Intervention de Yves Marignac

Réunion du mercredi 1er février 2023 à 17h00
Commission d'enquête visant à établir les raisons de la perte de souveraineté et d'indépendance énergétique de la france

Yves Marignac, Chef du pôle énergies nucléaire et fossiles de l'institut négaWatt :

Je participe à des groupes permanents d'experts auprès de l'ASN, et non en son sein. Les experts y siègent intuitu personae, et non en tant que représentants de leurs associations.

M. Pierre-Franck Chevet avait dit un jour que, s'il était élève, il ne se satisferait pas d'une appréciation « globalement satisfaisant ». Cette appréciation constitue pour l'ASN une manière de dire que la situation ne présente pas d'alerte majeure en matière de sûreté, mais reste perfectible.

J'avais notamment parlé d'une crise systémique de la sûreté, ou de la gouvernance de la sûreté, lors de l'une de mes deux auditions par la commission d'enquête sur la sûreté nucléaire, au regard d'une multiplication d'événements relatifs à la sûreté, parmi lesquels peuvent être cités les suivants : les incidents faisant suite à des défauts de surveillance et de maintenance en 2018 et 2019 (notamment s'agissant de l'ancrage d'équipements nécessaires au fonctionnement des groupes diesels de secours) ; la problématique apparue en 2015 de la cuve de l'EPR de Flamanville et les problèmes de soudure survenus depuis ; l'accumulation de matières dites « valorisables » sans emploi, avec les difficultés de fonctionnement de l'usine Melox à Marcoule, qui conduisent aujourd'hui à saturer les capacités d'entreposage de plutonium à La Hague, donc à recourir pour cet entreposage à des ateliers de l'installation qui n'y étaient pas initialement destinés ; la saturation des capacités d'entreposage du combustible dans les piscines, avec le projet d'une nouvelle piscine d'entreposage centralisé, qui, comme beaucoup d'autres, a pris du retard ; etc.

Or, ces difficultés diverses ont souvent eu pour origine un défaut d'anticipation, de compétence ou de sérieux du côté des exploitants, et une capacité insuffisante à anticiper, détecter les problèmes et à agir, du côté de l'ASN. J'ai donc parlé d'une crise systématique au regard des difficultés posées par l'origine du système de gouvernance et l'évolution institutionnelle des dernières années.

Vous avez évoqué hier avec M. Lionel Jospin la loi de 2006 sur la transparence et la sécurité nucléaire. Il s'agit d'une loi importante, même si je n'aime pas du tout le terme de transparence. Daniel Pennac dit ainsi dans Monsieur Mallaussène que « la transparence est un concept d'escamoteur ». Je lui préfère largement le concept d'« accès à l'information », qui inverse la charge entre le demandeur et le détenteur. Surtout, cette loi a changé le rôle institutionnel des différents acteurs de la gouvernance de la sûreté nucléaire, mais sans changer les règles concrètes du contrôle de la sûreté. Dans la réalité, l'ASN reste dépendante du bon vouloir des exploitants, qui sont, dans la logique de la réglementation française, les « premiers responsables de la sûreté ». Or, cette expression souvent utilisée signifie que l'IRSN, dans son évaluation, et l'ASN, dans son contrôle, doivent pouvoir en permanence faire confiance à la sincérité et à la qualité des informations transmises par les exploitants. Toutefois, les problèmes rencontrés avec la forge du Creusot, la cuve de l'EPR, etc. ont montré que cette sincérité et cette qualité n'étaient plus acquises par principe.
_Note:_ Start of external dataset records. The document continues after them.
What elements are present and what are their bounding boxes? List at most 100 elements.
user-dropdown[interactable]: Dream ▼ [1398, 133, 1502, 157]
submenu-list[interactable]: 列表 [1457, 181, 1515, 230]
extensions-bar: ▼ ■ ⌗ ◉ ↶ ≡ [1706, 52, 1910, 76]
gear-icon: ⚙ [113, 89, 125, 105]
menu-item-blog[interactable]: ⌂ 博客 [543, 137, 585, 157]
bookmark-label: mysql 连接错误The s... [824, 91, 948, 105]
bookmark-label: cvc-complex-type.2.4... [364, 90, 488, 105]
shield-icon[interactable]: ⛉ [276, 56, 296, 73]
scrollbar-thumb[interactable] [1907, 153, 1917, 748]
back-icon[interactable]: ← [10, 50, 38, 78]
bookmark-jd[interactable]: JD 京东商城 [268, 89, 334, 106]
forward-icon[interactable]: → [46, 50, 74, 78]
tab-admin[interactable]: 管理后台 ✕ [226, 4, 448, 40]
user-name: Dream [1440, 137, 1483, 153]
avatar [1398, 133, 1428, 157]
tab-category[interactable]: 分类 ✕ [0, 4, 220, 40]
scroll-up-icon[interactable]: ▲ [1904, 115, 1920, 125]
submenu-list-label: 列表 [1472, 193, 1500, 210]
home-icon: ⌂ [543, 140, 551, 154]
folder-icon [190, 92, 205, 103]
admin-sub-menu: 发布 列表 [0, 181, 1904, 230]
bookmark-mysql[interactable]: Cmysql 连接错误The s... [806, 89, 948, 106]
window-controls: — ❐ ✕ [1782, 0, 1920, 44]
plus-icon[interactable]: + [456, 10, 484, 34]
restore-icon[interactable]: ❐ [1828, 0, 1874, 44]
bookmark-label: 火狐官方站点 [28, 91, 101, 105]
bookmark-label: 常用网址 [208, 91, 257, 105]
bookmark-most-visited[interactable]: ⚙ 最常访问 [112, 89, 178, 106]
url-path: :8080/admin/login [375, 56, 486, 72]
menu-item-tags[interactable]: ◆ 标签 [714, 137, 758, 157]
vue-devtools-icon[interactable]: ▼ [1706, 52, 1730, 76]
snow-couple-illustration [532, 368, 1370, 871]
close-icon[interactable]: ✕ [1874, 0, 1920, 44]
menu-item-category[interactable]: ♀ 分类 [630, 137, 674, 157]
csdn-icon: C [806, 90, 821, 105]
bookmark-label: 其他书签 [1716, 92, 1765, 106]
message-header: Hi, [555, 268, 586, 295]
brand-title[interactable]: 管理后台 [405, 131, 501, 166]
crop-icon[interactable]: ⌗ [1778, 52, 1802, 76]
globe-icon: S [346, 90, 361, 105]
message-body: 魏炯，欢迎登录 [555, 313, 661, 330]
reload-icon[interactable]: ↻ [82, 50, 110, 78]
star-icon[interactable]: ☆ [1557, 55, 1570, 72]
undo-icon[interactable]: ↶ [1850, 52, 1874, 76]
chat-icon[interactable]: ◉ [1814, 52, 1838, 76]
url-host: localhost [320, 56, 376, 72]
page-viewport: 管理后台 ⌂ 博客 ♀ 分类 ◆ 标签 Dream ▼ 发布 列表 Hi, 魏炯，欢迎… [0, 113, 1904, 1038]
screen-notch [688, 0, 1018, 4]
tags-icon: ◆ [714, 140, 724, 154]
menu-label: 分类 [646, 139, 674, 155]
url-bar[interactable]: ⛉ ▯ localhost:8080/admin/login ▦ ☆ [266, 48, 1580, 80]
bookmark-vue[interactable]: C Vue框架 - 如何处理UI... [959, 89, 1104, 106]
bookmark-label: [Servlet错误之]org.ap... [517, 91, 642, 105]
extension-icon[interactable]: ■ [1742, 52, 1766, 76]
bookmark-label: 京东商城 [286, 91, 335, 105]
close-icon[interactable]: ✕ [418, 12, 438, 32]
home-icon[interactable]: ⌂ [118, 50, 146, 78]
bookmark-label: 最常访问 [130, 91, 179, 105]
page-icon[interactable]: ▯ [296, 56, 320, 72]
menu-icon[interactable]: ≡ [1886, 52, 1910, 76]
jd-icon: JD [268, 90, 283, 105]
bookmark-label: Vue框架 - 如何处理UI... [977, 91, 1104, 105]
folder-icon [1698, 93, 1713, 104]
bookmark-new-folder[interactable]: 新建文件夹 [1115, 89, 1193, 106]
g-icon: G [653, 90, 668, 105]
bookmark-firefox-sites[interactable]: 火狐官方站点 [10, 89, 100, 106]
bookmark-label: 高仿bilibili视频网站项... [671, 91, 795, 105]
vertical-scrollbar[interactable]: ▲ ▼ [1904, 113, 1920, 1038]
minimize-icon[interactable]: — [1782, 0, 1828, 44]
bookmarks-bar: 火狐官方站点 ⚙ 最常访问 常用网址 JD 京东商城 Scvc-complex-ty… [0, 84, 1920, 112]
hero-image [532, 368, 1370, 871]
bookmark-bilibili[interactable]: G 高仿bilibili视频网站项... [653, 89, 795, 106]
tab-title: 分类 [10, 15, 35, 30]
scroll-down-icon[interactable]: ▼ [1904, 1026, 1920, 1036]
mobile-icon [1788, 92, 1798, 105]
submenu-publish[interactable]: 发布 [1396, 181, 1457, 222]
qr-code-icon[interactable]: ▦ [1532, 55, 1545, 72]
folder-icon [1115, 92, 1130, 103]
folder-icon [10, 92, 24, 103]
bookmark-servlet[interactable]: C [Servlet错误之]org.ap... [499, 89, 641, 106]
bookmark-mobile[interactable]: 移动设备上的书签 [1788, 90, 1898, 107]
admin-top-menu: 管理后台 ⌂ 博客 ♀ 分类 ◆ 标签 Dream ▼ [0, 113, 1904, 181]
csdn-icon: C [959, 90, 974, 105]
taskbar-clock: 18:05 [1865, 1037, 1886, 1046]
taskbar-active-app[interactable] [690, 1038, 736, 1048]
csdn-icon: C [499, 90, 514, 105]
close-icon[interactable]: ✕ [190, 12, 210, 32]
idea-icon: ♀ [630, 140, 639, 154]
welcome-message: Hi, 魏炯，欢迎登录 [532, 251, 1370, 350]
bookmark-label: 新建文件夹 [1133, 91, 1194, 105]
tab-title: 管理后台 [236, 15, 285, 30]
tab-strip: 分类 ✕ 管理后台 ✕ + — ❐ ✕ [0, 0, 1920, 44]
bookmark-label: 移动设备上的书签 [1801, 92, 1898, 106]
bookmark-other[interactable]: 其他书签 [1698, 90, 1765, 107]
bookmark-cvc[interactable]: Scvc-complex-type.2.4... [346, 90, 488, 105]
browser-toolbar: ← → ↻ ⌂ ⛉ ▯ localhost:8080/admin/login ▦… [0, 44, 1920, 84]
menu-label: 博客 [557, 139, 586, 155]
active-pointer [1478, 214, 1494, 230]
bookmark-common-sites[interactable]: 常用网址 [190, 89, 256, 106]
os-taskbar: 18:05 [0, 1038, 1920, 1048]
Par ailleurs, j'avais indiqué dans ces auditions que la réglementation nucléaire comportait de très nombreuses « zones grises ». Par exemple, l'ASN utilise souvent dans ses décisions des termes apparemment exigeants : elle demande, pour prolonger la durée de vie des réacteurs existants, de « s'approcher autant que possible » du niveau de sûreté d'un EPR ; de mettre en œuvre telles dispositions « aussi tôt que possible » ; etc. Toutefois, aucun élément réglementaire ne permet d'apprécier la pertinence des actions de l'exploitant face à ces exigences, ce qui laisse l'ASN relativement démunie dans sa fonction de contrôle, dès lors qu'elle ne peut plus compter sur l'exploitant pour se plier réellement à ses exigences, et qu'elle est confrontée à des problèmes de délais et de carence dans la mise en œuvre de ses exigences.

La crise dont je parle est donc à la fois une crise de compétences, manifestée par la multiplication des problèmes, et une crise de la capacité des acteurs à réguler ces difficultés.